Вопрос практического применения для всей этой литературы был крайне чувствителен. Как писал Жан-Батист Дюамель, который в 1666 г. заново перевел на французский язык известный трактат Джованни Делла Каза «Галатео, или Об обычаях» (1558),
Я знаю, что наука светскости постигается не по книгам, и, чтобы научиться нравиться, одних предписаний мало; я также знаю, что человек — недостаточно искусный художник, чтобы знать все пропорции и цвета, что он — не слишком хороший музыкант или лютнист, чтобы помнить все тональности, ноты, аккорды и такты. Все эти вещи зависят от навыка, поэтому следует не только знать правила, но и упражняться, чтобы приобрести легкость исполнения, в которой и заключается приятность. Точно так же, если человек будет знать все предписания «Галатео», «Придворного» и «Достойного человека» господина Фаре, но не будет иметь дела с миром, то правила эти окажутся для него бесполезны, не только из-за отсутствия надобности, но и потому, что, не имея навыка, он не научится их с легкостью применять. Они не лишат его скованности и неловкости, налета провинциальности или кабинетности, который свойствен тем, кто живет в одиночестве и ни с кем не видится. Но эти правила могут быть в высшей мере полезны для тех, кто сочетает их с практикой, ибо час чтения способен навести на размышления, к которым опыт приводит через десяток лет.

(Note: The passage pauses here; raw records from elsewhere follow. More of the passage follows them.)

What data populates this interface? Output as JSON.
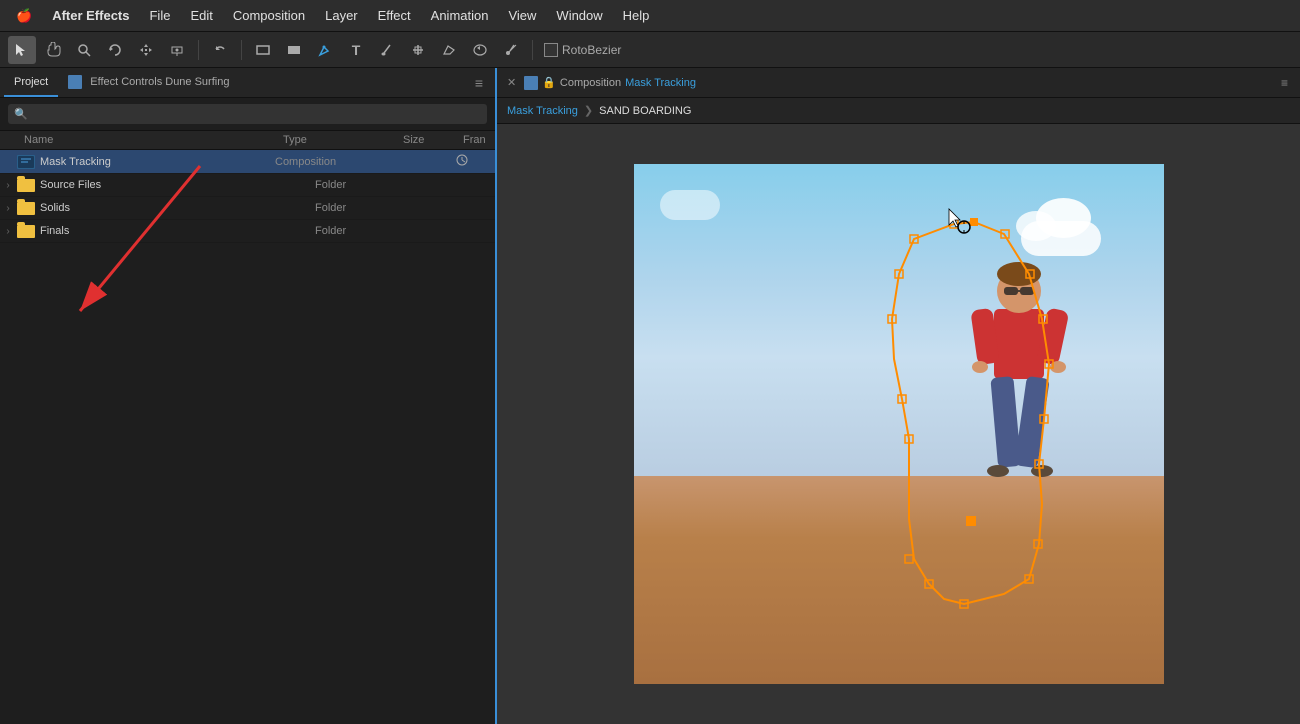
{
  "menubar": {
    "apple": "🍎",
    "app_name": "After Effects",
    "menus": [
      "File",
      "Edit",
      "Composition",
      "Layer",
      "Effect",
      "Animation",
      "View",
      "Window",
      "Help"
    ]
  },
  "toolbar": {
    "tools": [
      {
        "name": "selection-tool",
        "icon": "▲",
        "active": true
      },
      {
        "name": "hand-tool",
        "icon": "✋"
      },
      {
        "name": "zoom-tool",
        "icon": "🔍"
      },
      {
        "name": "rotate-tool",
        "icon": "↺"
      },
      {
        "name": "pan-tool",
        "icon": "✛"
      },
      {
        "name": "camera-tool",
        "icon": "⬇"
      },
      {
        "name": "undo-tool",
        "icon": "↩"
      },
      {
        "name": "rect-tool",
        "icon": "⬜"
      },
      {
        "name": "shape-tool",
        "icon": "◼"
      },
      {
        "name": "pen-tool",
        "icon": "✒"
      },
      {
        "name": "text-tool",
        "icon": "T"
      },
      {
        "name": "brush-tool",
        "icon": "/"
      },
      {
        "name": "clone-tool",
        "icon": "⌅"
      },
      {
        "name": "eraser-tool",
        "icon": "◇"
      },
      {
        "name": "roto-tool",
        "icon": "✦"
      },
      {
        "name": "pin-tool",
        "icon": "📌"
      }
    ],
    "roto_bezier": {
      "label": "RotoBezier",
      "checked": false
    }
  },
  "left_panel": {
    "tabs": [
      {
        "id": "project",
        "label": "Project",
        "active": true
      },
      {
        "id": "effect-controls",
        "label": "Effect Controls Dune Surfing"
      }
    ],
    "project": {
      "search_placeholder": "🔍",
      "columns": {
        "name": "Name",
        "type": "Type",
        "size": "Size",
        "fran": "Fran"
      },
      "items": [
        {
          "id": "mask-tracking",
          "name": "Mask Tracking",
          "type": "Composition",
          "type_color": "blue",
          "size": "",
          "expand": false,
          "has_link": true
        },
        {
          "id": "source-files",
          "name": "Source Files",
          "type": "Folder",
          "type_color": "yellow",
          "size": "",
          "expand": true
        },
        {
          "id": "solids",
          "name": "Solids",
          "type": "Folder",
          "type_color": "yellow",
          "size": "",
          "expand": true
        },
        {
          "id": "finals",
          "name": "Finals",
          "type": "Folder",
          "type_color": "yellow",
          "size": "",
          "expand": true
        }
      ]
    }
  },
  "right_panel": {
    "tab": {
      "close": "✕",
      "comp_label": "Composition",
      "comp_name": "Mask Tracking"
    },
    "breadcrumb": {
      "items": [
        "Mask Tracking"
      ],
      "separator": "❯",
      "current": "SAND BOARDING"
    },
    "viewer": {
      "has_person": true,
      "has_mask": true
    }
  },
  "colors": {
    "accent_blue": "#3a8fd8",
    "mask_orange": "#ff8c00",
    "sky_top": "#87ceeb",
    "sky_bottom": "#d4e9f7",
    "sand": "#c49050"
  }
}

Кроме того, есть ошибки столь грубые, что их опасно узнавать лишь после того, как они были совершены; один такой промах способен погубить человека и сделать его предметом насмешек до конца дней. Поэтому можно сказать, что если правилам нужна практика, то и они ей отнюдь не бесполезны.[115]
Дюамель отчетливо формулирует мысль, которую на разные лады повторяли до него: в искусстве беседы практика доминирует над теорией. А потому авторам, фиксировавшим его правила, приходилось иметь дело с подспудным ощущением собственной неполноценности, неизбежно сопровождавшим это занятие. По-настоящему светский человек не нуждался в таких наставлениях; само качество «светскости» утрачивало свою ценность, будучи доступно слишком большому количеству людей. Так что широкое распространение хороших манер, то есть в буквальном смысле слова их вульгаризация, было отнюдь не в интересах светского общества. Как показал в своем исследовании придворной культуры Норберт Элиас, именно поэтому механизм вульгаризации манер не сводился к их простому перениманию, когда модели «правильного» поведения постепенно спускались по иерархической лестнице, захватывая все более широкие слои общества. Как только они переставали быть исключительным достоянием узкого круга, элита изобретала новую систему отличий и реформировала свое поведение, чтобы избежать смешения с теми, кто стремился войти в ее ряды. Скажем, если при дворе Людовика XIII признаком хорошего тона была вычурность и усложненность речи, которая у нас сейчас ассоциируется с барочной эстетикой — примером тому «Совершенный придворный», — то при дворе молодого Людовика XIV в моде была не столько простота, сколько грубость манер, о чем, как мы увидим, писал Бюсси-Рабютен.